As for the film itself, it starts with a funny and exciting chase across the Arizona desert when the action is suddenly transported to Mars which looks realistic (although I’ve never been). Carter meets a Thark which are well designed creatures with a well thought out an interesting culture and story. From then on, I kind of lost interest in the story. Carter meets a beautiful princess (Lynn Collins) who is on one side of the war and he decides to help her. The problem is that you learn very little about the two cultures involved in the Civil War. You have no real reason for backing one over the other except one has a beautiful princess while the other has Dominic West in Xena the Warrior Princess’ hand me downs and a blue laser weapon.

The large battle scenes lack the heat, intensity and passion of say Helms Deep in The Lord of the Rings and are over in a matter of seconds. And because you know so little about the protagonists, they just feel like faceless pixels. The entire quest theme of the film is flat and dull. Carter spends much of the film trying to get back to Earth but the character isn’t interesting enough for you to care if he does or not. The costumes the human like character wear feel very Conan the Barbarian and as a result feel a bit dated and cheap. The film isn’t camp enough to pull the look of the costume off. On the plus side, the design of the film as a whole is excellent. The CGI is also excellent. As I mentioned, the non humanoid aliens look terrific, as does their pet, a dog like creature that happens to be the highlight of the film. The cities look detailed and sumptuous and the ships feel mechanical and real. Unfortunately the film reminded me too much of other, better films such as Star Wars and Gladiator and that just made me think “why am I not watching those instead?”


While the film is really just a simple love story intertwined with the search for ones identity, it is complicated quite a bit by the number of names, species and words which the script creates. Some people have complained about this and while it is a bit confusing and off-putting at times people forgave Star Wars its Jedi, Sith and Midiclorians and Harry Potter’s Dementors, Muggles and Horcruxes so perhaps John Carter deserves a break in this respect. Perhaps the reason it has got so much flack for its Tharks, Xavarians and Sab Thans is because the story isn’t compelling enough for the audience to want to take notice of what all of those things are and understand what they mean. The script itself is ok but hardly in Sorkin territory. There is quite a bit of cheesy dialogue. Usually I’d overlook that in an action sci-fi film but when the writer has also been responsible for penning Toy Story, Finding Nemo and Wall:E its inexcusable. Andrew Stanton is better than that. His scripts are usually funny, flowing and flawless but that is not the case here.

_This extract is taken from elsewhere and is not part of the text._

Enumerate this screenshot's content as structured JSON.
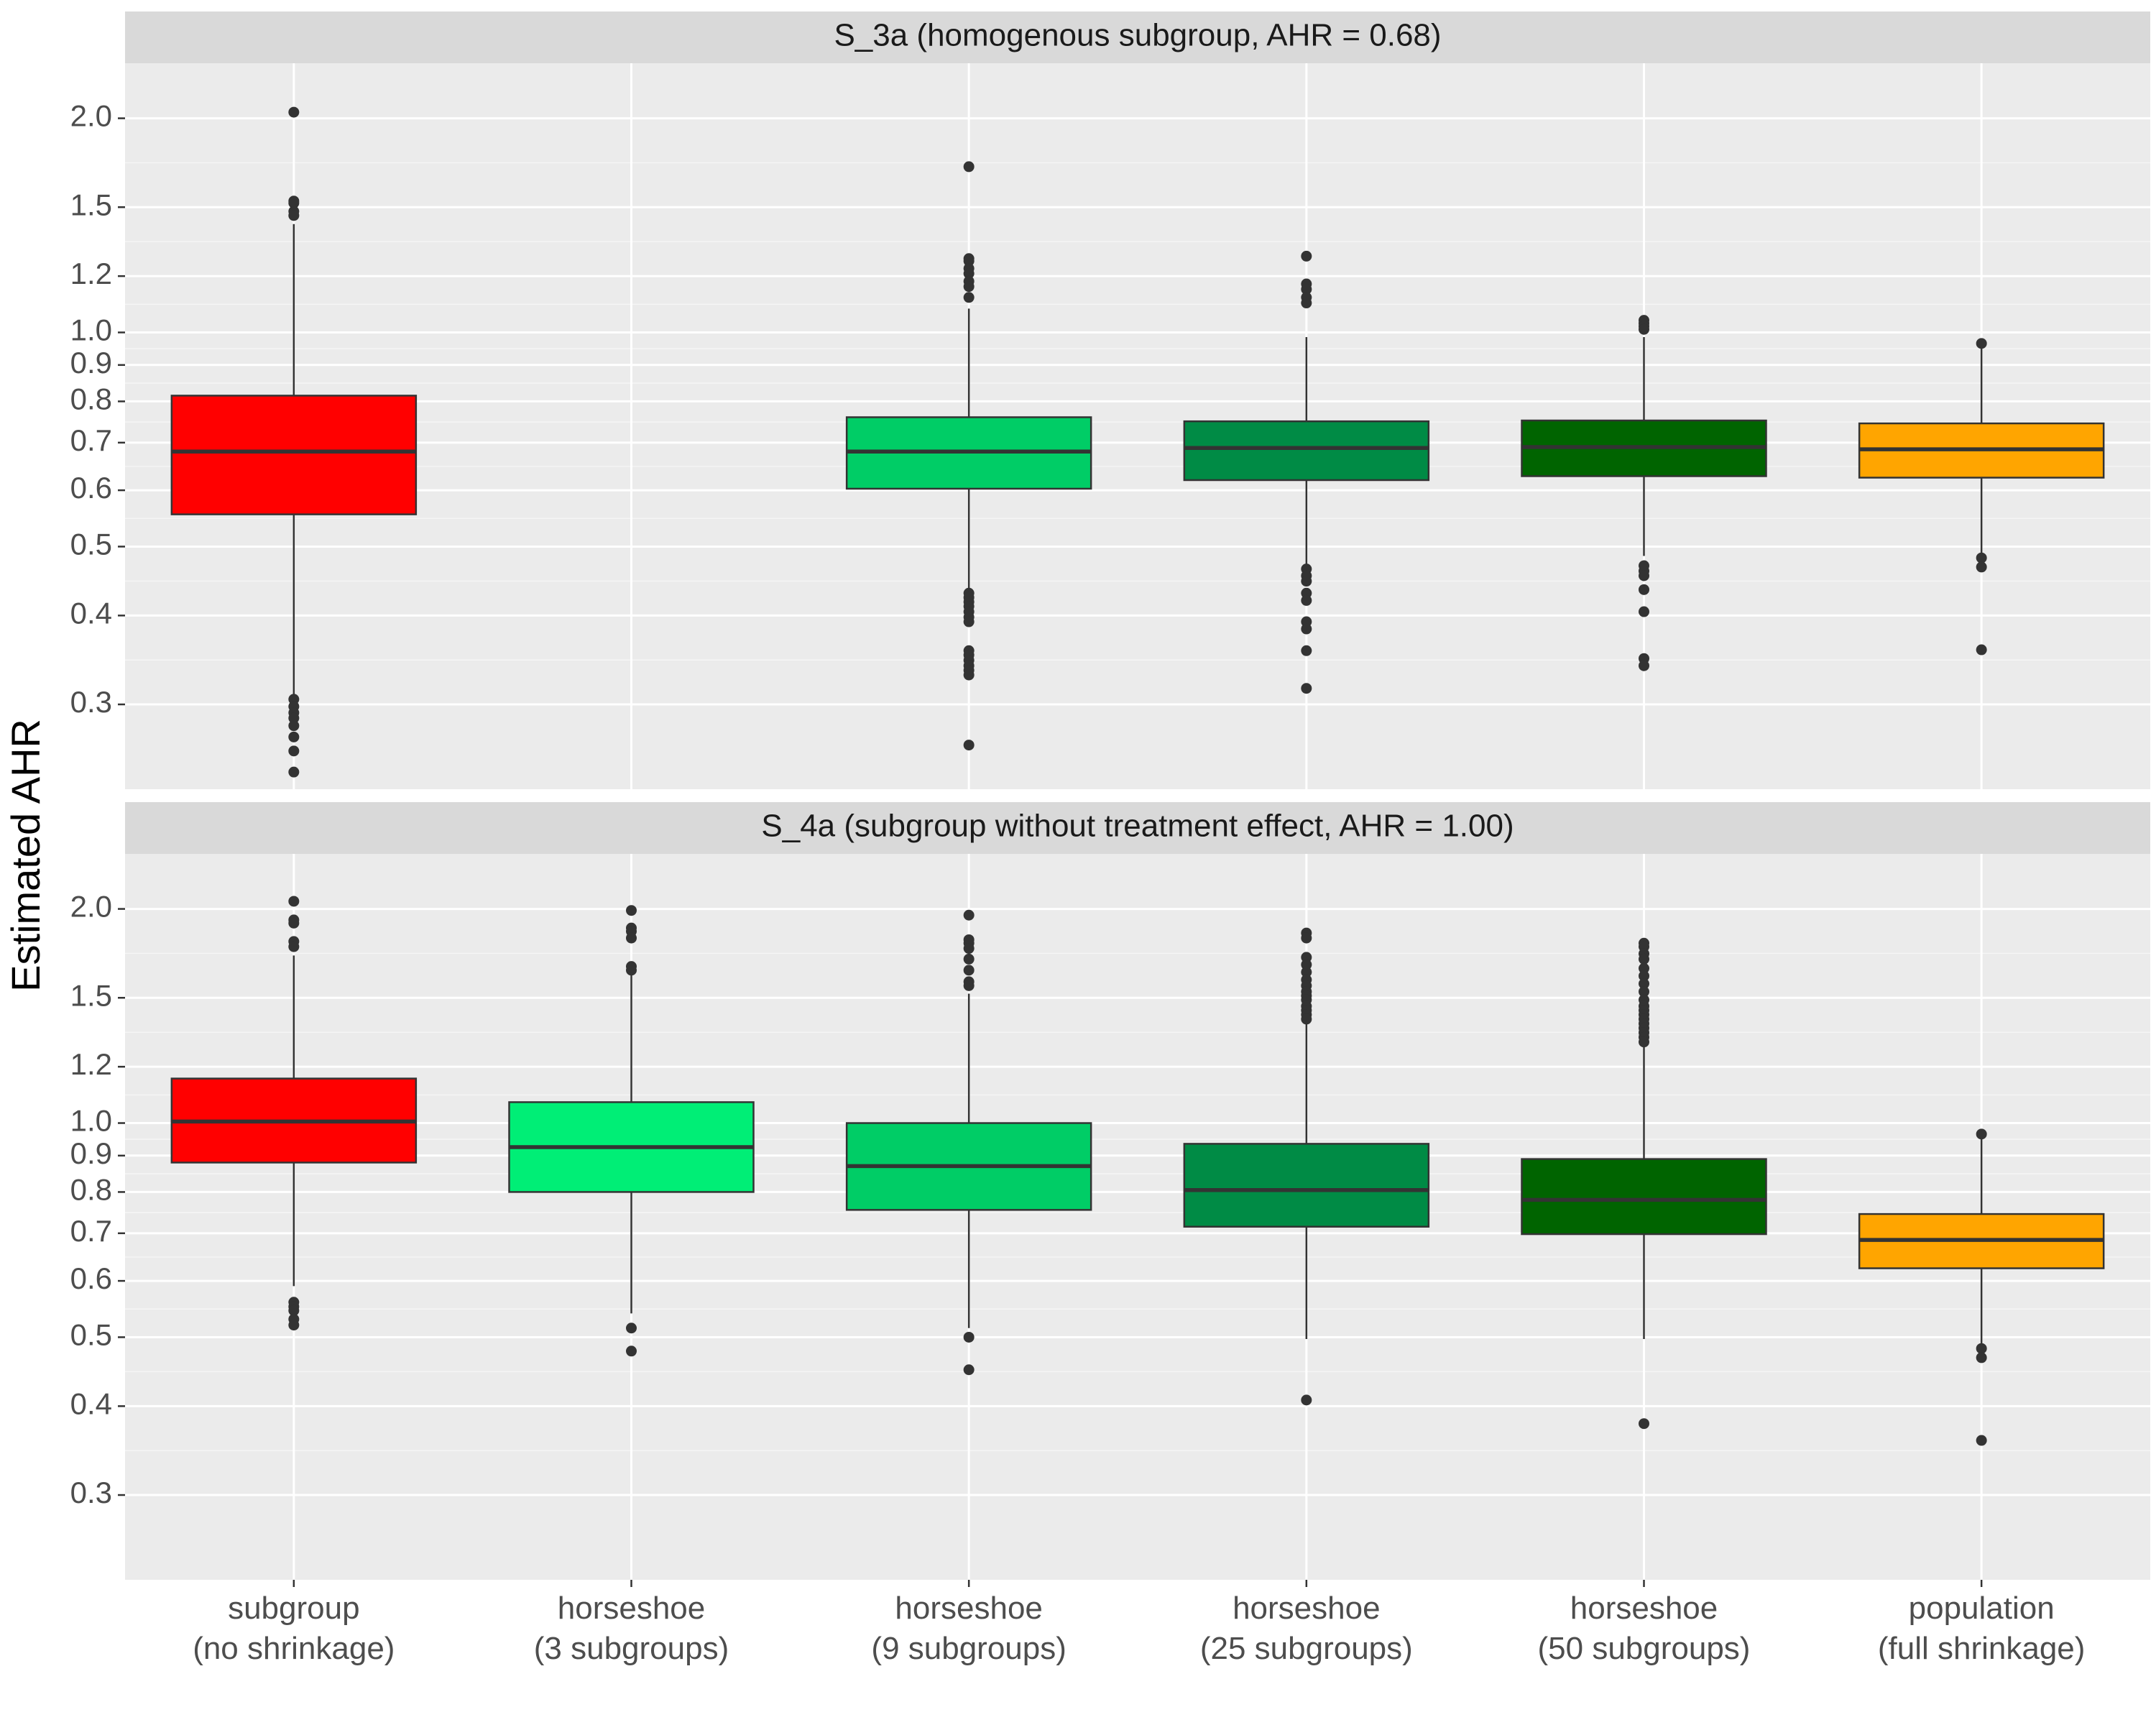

Taylor Kitch is well cast as John Carter. He pulls of the Civil War veteran part of the role well and his confusion on Mars is funny while he is great in the action sequences. Lynn Collins, although beautiful is wooden as Princess Dejah and Dominic West seems to be playing the bad guy with Flash Gordon levels of camp which unfortunately the rest of the film doesn’t have. Perhaps it would have benefited from not taking itself so seriously. Willem Defoe is great as Tars the Thark and Samantha Morton equally excels as his daughter Sola. Mark Strong is scary and intimidating as bad guy Matai Shang. Andrew Stanton’s direction is better than his writing. He makes the leap from animation to live action well and has created a believable world populated at least in part with interesting creatures and characters.

In the end, the film didn’t keep my attention for long enough and the characters lacked the depth to make me worry about their fate. It ends very strongly though and I would go back to the world for a sequel.    

5/10
  •  Additional - I have no opinion about the 3D in the film as I've given up with 3D on the whole and saw it in 2D. I'm fed up of paying more for an inferior product.